Durante uma homilia no Santuário Nacional de Aparecida, em São Paulo, o padre Ferdinando Marcílio proferiu críticas contundentes à mobilização política liderada pelo deputado federal Nikolas Ferreira e à defesa do armamento por parte de fiéis que se identificam como cristãos. As declarações, feitas em 25 de janeiro, ganharam ampla repercussão nas redes sociais no último fim de semana, gerando debates sobre a intersecção entre fé e política.
Questionamentos sobre Motivação Política
O sacerdote, embora sem mencionar nomes diretamente, questionou abertamente os propósitos da caminhada que o parlamentar realizou rumo a Brasília. Ele associou a iniciativa à busca por poder, argumentando que a defesa de pautas como a vida e a liberdade seria deslegitimada por essa motivação. "Não adianta alguém que nunca teve um projeto em favor do povo querer marchar para Brasília e alegar que está defendendo a vida. É uma inverdade. Busca-se o poder", pontuou o religioso em sua fala.
A manifestação em questão, que culminou na capital federal após mais de 200 km percorridos por Nikolas Ferreira desde Paracatu (MG), tinha como objetivo declarado defender a anistia para os indivíduos condenados pelos eventos de 8 de janeiro e para o ex-presidente Jair Bolsonaro. O percurso contou com o apoio de diversos simpatizantes.
Incompatibilidade entre Fé Cristã e Armamento
Além das observações sobre a mobilização política, o padre Ferdinando Marcílio abordou a postura de cristãos que manifestam apoio ao armamento da população. Ele classificou tal posicionamento como intrinsecamente incompatível com os princípios da fé. "Uma pessoa me disse aqui no santuário: 'Padre, sou cristão, mas sou a favor das armas'. É impossível.
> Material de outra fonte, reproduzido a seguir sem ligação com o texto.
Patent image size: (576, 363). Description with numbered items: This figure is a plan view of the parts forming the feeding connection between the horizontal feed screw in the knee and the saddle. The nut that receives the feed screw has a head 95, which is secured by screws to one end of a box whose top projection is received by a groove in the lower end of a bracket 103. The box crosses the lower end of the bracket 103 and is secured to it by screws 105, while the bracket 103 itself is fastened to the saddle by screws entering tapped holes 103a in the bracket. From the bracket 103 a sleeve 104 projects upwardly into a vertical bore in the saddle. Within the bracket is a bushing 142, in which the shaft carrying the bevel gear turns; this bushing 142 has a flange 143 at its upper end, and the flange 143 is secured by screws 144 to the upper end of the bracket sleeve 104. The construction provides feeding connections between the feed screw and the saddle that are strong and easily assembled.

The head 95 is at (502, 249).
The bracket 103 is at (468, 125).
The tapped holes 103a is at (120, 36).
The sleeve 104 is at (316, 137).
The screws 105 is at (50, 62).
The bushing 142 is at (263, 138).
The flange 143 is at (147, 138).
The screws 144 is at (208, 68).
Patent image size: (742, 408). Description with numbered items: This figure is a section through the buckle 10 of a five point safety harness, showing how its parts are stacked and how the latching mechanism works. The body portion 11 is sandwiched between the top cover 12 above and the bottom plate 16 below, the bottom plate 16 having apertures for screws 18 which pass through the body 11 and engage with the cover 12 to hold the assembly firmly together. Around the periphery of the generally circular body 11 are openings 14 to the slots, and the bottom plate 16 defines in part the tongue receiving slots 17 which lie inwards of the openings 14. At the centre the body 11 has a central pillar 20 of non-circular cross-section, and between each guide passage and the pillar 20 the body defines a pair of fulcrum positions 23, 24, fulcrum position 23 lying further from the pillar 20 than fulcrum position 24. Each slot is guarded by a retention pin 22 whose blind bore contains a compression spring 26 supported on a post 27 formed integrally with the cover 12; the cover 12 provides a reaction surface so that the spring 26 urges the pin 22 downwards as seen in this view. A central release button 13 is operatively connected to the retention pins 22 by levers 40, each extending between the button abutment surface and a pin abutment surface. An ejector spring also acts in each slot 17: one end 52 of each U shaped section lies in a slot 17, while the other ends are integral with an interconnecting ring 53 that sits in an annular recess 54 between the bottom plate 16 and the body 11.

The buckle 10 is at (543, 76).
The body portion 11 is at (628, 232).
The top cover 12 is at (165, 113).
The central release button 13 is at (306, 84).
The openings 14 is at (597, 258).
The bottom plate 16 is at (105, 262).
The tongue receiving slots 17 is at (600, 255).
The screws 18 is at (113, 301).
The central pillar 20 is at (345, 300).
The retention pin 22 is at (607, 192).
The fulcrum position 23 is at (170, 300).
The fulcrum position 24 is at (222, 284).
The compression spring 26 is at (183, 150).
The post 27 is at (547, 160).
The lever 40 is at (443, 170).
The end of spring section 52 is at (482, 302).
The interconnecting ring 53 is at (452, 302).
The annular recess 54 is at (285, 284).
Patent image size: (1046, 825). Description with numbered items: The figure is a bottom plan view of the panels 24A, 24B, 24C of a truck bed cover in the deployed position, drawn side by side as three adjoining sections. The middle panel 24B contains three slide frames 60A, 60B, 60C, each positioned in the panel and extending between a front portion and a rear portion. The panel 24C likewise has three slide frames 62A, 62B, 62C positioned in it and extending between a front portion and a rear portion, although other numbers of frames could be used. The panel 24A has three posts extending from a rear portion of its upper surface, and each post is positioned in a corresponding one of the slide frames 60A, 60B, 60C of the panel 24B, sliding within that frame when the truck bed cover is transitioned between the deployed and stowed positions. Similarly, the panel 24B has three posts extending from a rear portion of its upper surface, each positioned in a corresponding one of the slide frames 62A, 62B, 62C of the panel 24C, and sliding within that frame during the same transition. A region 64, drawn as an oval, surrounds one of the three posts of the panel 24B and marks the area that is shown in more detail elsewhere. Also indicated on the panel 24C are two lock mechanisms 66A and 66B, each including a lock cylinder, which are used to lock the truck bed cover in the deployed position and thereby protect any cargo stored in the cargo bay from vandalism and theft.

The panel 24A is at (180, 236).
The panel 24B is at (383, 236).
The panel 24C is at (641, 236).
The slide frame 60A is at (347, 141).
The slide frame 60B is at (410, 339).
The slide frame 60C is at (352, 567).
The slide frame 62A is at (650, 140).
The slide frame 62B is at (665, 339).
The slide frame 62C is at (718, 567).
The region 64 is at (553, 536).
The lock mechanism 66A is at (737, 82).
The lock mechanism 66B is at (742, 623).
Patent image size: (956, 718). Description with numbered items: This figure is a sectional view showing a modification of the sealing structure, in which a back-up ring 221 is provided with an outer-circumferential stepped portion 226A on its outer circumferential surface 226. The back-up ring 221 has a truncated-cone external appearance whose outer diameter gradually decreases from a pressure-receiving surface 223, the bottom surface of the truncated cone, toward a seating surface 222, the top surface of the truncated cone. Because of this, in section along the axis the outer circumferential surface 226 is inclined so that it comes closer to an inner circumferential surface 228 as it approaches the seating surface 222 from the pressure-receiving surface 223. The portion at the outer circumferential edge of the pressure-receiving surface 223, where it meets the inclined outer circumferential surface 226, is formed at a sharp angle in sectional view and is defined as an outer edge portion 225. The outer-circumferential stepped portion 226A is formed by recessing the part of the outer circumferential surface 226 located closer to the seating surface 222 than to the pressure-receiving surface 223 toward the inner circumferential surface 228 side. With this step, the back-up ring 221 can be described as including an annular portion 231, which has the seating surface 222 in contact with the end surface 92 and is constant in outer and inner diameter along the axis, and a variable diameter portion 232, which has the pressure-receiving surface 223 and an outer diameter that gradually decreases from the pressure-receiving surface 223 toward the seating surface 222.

A única finalidade de uma arma é ferir e matar", declarou o sacerdote, enfatizando a contradição percebida.
O padre estendeu suas críticas a comportamentos de fiéis que, segundo ele, contradizem diretamente os ensinamentos do Evangelho. "Por vezes, presenciamos entre nós quem aplaude tais atitudes. Isso é horrível! É anticristão, é antievangélico. E, por favor, se você age assim, não se aproxime da fila da comunhão, pois não é possível comungar a vida e, ao mesmo tempo, estar a favor da morte", advertiu, referindo-se ao rito central da Eucaristia.
O Debate sobre Religião e Política
As manifestações do padre Marcílio no Santuário de Aparecida ilustram a crescente politização do discurso religioso na sociedade contemporânea. O engajamento de líderes religiosos em questões políticas e sociais tem sido um tema recorrente, levantando discussões sobre apropriação dos púlpitos para plataformas ideológicas e as diferentes interpretações teológicas acerca de temas como violência, justiça social e participação cívica. O evento reitera o contínuo desafio em equilibrar a autonomia da fé com a pluralidade do debate público.